Final

8.5K 800 526
                                    

Fınal 🌹

BangtansonyeondanSea

19.07.2018 💫

▪▪▪

Kan ve metalik pas kokusu, gecenin ileryelen dakikalarında acıdan kıvranan ve artık hissizleşmeye yüz tutmuş bedenimden havaya karışıyordu.

Ellerimin üzerindeki yumuşak beyaz ten korku ve gerginlikle harmanlanmış bir biçimde tirtir titriyordu.

Kan kokuyordu etraf. Bu boş gri duvarlara sahip depo alabileceğine kan kokuyordu.

"E-eko"

Boynumu ıslatan gözyaşları, tenimde yavaşça süzülüyordu. Tenimi yakıyordu göz yaşları. İçim buz gibiydi ama yanıyormuş gibi hissediyordum. Sırtımdan bütün bedenime doğru yaylan acı ve sızı nefesimi kesecek dereceydi.

Oluk oluk kanlar akıyordu ve ben dakikalar sonra bu gri duvarlara sahip iğrenç deponun bir köşesinde kansızlıktan ölecektim.

"S-sorun yok tamam mı?! İyileşeceksin, evet i-iyeşeceksin. Şimdi ben ambulansı arayacağım ve seni gelip alacaklar."

O geri çekilirken, artık gücümü tamamen yitirdiğim için kollarım kendiliğinden yere düşmüş, bedenim ise yere devrilmişti.

Yere düşen kafamla, bakış açıma dakikalar önce vurduğum ölü beden girdi.

Ölmüştü.

Tam alnının ortasından kurşun girmişti ve şuan benim sırtımdan akan kan gibi onunda alnından oluk oluk kan akıyordu. Gözleri açıktı ama ölüydü.

Hiç tahmin etmediği, beklemediği bir anda onu vurmuştum ve gözler açık gitmişti.

Orospu çocuğu!

İçimdeki nefret ve gerçeklerin ağırlığı o kadar fazlaydı ki bendimdeki acıyı bastıracak kadar büyüktü.

Şuan acıdan geberiyor olsam bile onun gibi gözüm açık gitmeyecektim.

Ona demiştim, eğer ben ölürsem sende ölürsün diye. Öylede olmuştu.

O ölmüştü, ben ise sadece yaşamımın son dakikalarında saliselere kafa tutarmışcasına hala nefes alıyordum.

"Siktir, siktir, siktir! Çekmiyor!
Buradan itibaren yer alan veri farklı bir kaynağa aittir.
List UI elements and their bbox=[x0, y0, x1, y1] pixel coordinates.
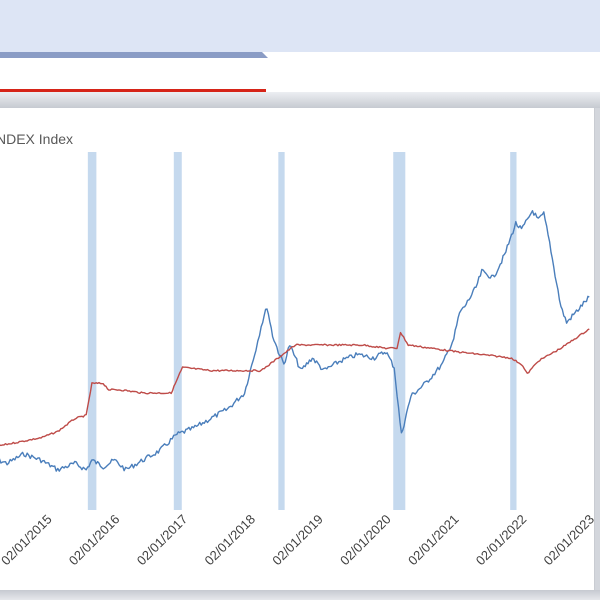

Boktan telefon çekmiyor!"

Elindeki telefon gözlerimin önünde uçarak, gri duvarlara çarpıp paramparça olarak yerle buluşmuştu.

Vücudumda hissettiğim varla yok arasındaki eller bedenimi dikleştirdi.
Kendi, pis gri duvara sırtını dayarken beni önüne alıp sırtımı göğüsüne yaslamıştı.

Yaptığı ani hareket sırtımdaki ağrıyı iki katına katlarken, boğukca inleyerek ağzımda toplanan kanları tükürdüm.

"Ölmeyeceksin, ne olursa olsun senin beni yaşattığın gibi bende seni yaşatacağım anladın mı beni!"

Sesi boğuktu, kızgın, sert ve çaresiz.

Vücudumda hissettiğim parmakları, kurşunun girdiği yeri bulmak için sırtımda geziniriyordu. Parmakları yaraya değdiğinde, tekrar boğuk bir inleme döküldü dudaklarım arasında.

Yaranın üstündeki elini sertçe bastırdı. "Ölmeyeceksin eko, söz veriyorum ölmeyeceksin."

Aptaldı. Eliyle kan akışını durdabileceğini düşünecek kadar aptaldı.

Bir eliyle yara baskı uygularken diğer elini vücuduma sarıp beni kendine doğru çekerek kafasını boynuma gömdü.

"Bedenin buz gibi olmuş. Isınman gerekiyor. Kalbinin atması için ısınman gerekiyor. Evet, evet bedeninin sıcak kalması gerek. Lanet olsun burası çok soğuk!"